Ghislaine and Jean-Hugues Goisot did not seem happy to be selling. I appreciate this ambivalence to trade. They looked glum, or at least reserved. They looked liked people who'd rather return to their vines or cellar. But they were stuck talking to me and my posse, and we were doing our best to coax more wine from them. At first they seemed reticent to sell us wine at all. This may seem odd, but it's entirely logical. Goisot is a place that remains off the radar of label-conscious and points-hungry buyers accustomed to wines that smell like tropical fruit, not herbs. However, the French wine press and in-the-know American wine lovers know that these wines are in the top quality echelon, in spite of (or maybe because of) being in a land left behind by modern wine. Since it isn't a high yield estate, the owners also had to make sure their wines go to the right places. In the end, something we said worked, and we now have a woefully small amount of the Goisot's special wine. We'll part with it, as long as we know it's going to the right places.... All wines at this estate are certified biodynamic by Demeter.

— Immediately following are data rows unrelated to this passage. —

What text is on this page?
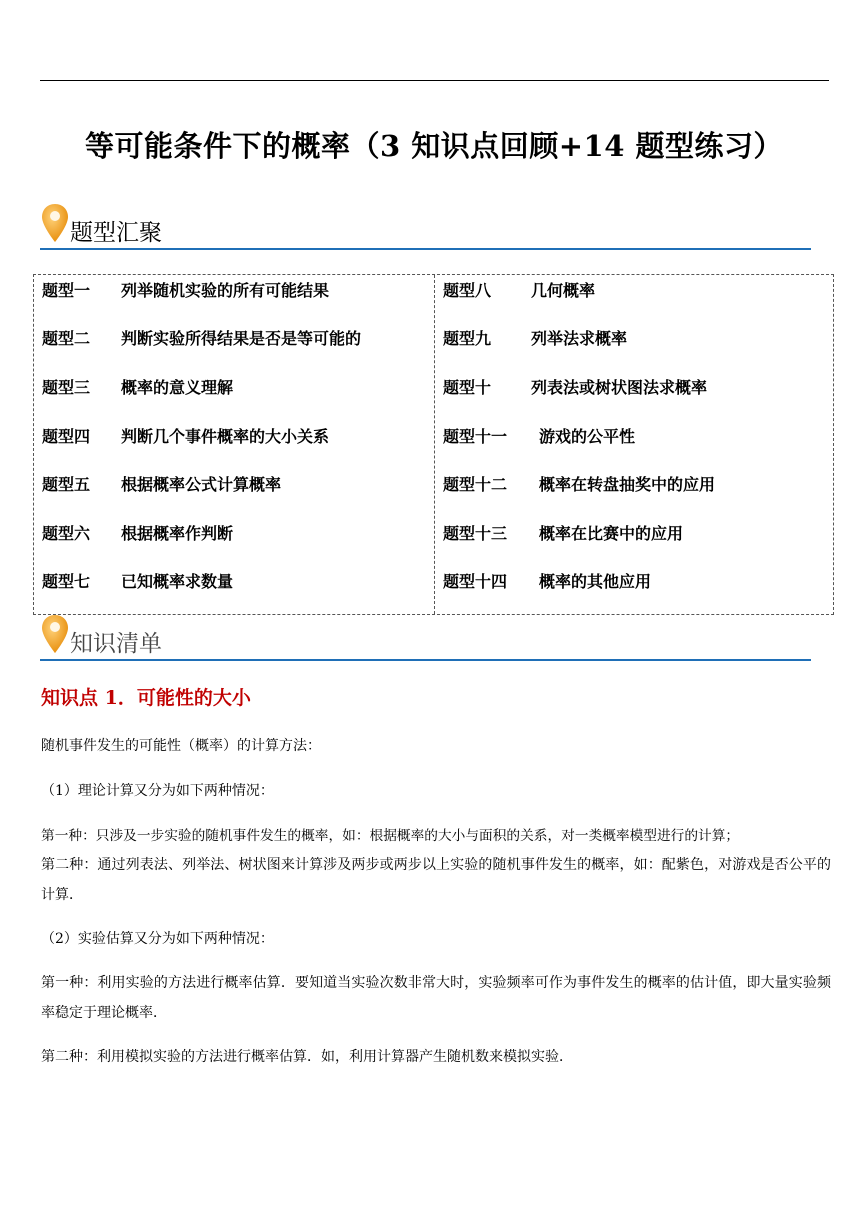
等可能条件下的概率（3 知识点回顾+14 题型练习）
题型汇聚
题型一 列举随机实验的所有可能结果
题型二 判断实验所得结果是否是等可能的
题型三 概率的意义理解
题型四 判断几个事件概率的大小关系
题型五 根据概率公式计算概率
题型六 根据概率作判断
题型七 已知概率求数量
题型八 几何概率
题型九 列举法求概率
题型十 列表法或树状图法求概率
题型十一 游戏的公平性
题型十二 概率在转盘抽奖中的应用
题型十三 概率在比赛中的应用
题型十四 概率的其他应用
知识清单
知识点 1．可能性的大小
随机事件发生的可能性（概率）的计算方法：
（1）理论计算又分为如下两种情况：
第一种：只涉及一步实验的随机事件发生的概率，如：根据概率的大小与面积的关系，对一类概率模型进行的计算；
第二种：通过列表法、列举法、树状图来计算涉及两步或两步以上实验的随机事件发生的概率，如：配紫色，对游戏是否公平的计算．
（2）实验估算又分为如下两种情况：
第一种：利用实验的方法进行概率估算．要知道当实验次数非常大时，实验频率可作为事件发生的概率的估计值，即大量实验频率稳定于理论概率．
第二种：利用模拟实验的方法进行概率估算．如，利用计算器产生随机数来模拟实验．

History broke St. Bris from Chablis. Wine bureaucrats and politics tore the areas apart in the early 20th Century. Through the soil runs an unbroken ribbon of Kimmeridgean limestone, a geologic line that winds north to the cliffs of Dover. Before phylloxera, the land around St. Bris in France's Yonne region contained tens of thousands of acres of vineyard and produced much of the wine needed to keep Parisians sated. But transportation improvements brought cheap juice north from the Rhone and beyond to France's capital, reducing the need for wine from St. Bris. Following the phylloxera epidemic there was waning economic incentive to replant the vineyards in this cool region at the northernmost extreme of Burgundy, where capricious late-season weather can often lead to disappointingly thin wines when not handled properly. A few estates hold on; Goisot is the best of them.